Conditions for the reaction of calcium hydride by the Grignard method:
At atmospheric pressure, 820℃-830℃, using silica powder as a catalyst can slightly accelerate the reaction rate (10%), the effect is not obvious. Under normal conditions, this reaction is difficult to carry out. Therefore, in order to produce calcium hydride, the water vapor must be separated continuously and the reaction must move forward to produce calcium hydride. The separation method is: the use of hydrogen and water vapor density is different, continue to use a pump to pump up the gas. However, because hydrogen and water vapor can not be completely separated, part of hydrogen will be removed during pumping, resulting in hydrogen waste, which is also the reason for the low yield of this reaction.

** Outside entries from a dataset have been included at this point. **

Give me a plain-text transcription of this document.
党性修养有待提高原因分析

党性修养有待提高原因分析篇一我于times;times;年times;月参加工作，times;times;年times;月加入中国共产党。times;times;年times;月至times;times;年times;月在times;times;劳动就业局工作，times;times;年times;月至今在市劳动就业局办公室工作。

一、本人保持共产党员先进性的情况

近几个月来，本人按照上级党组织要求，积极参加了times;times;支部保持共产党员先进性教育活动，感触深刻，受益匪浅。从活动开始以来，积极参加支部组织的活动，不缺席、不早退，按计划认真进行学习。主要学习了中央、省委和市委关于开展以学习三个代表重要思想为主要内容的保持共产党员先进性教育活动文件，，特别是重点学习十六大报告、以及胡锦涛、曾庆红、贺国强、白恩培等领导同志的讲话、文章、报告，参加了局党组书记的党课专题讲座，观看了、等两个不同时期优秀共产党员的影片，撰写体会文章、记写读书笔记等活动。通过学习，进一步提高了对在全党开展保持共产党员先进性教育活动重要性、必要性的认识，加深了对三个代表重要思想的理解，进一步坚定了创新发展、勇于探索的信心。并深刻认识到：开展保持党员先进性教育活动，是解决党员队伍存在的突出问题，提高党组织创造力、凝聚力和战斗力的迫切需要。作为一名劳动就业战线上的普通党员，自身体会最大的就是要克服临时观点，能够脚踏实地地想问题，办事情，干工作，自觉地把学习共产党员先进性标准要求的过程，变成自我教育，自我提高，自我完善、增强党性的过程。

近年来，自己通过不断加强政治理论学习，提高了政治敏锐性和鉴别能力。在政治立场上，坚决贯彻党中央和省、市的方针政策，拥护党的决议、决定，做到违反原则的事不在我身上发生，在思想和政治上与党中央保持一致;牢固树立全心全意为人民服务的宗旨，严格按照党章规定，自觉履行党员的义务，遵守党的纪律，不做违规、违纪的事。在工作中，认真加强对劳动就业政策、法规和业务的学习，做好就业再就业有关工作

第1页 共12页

Application of calcium hydride
Calcium hydride can be used as a reducing agent, desiccant, and in hydrogen production and organic synthesis. Calcium hydride is a colorless rhombic crystal. Industrial product is gray, orthogonality or powder.Sensitive to moisture. It does not react with dry air, nitrogen and chlorine at normal temperature, but it can react with the above gases at high temperature to generate calcium oxide, calcium carbide and calcium chloride respectively. Hydrogen is released when it is decomposed with water, and can also react with ethanol to form hydrogen and ethanol-calcium. The reduction of metal oxides is stronger than sodium hydride or lithium hydride.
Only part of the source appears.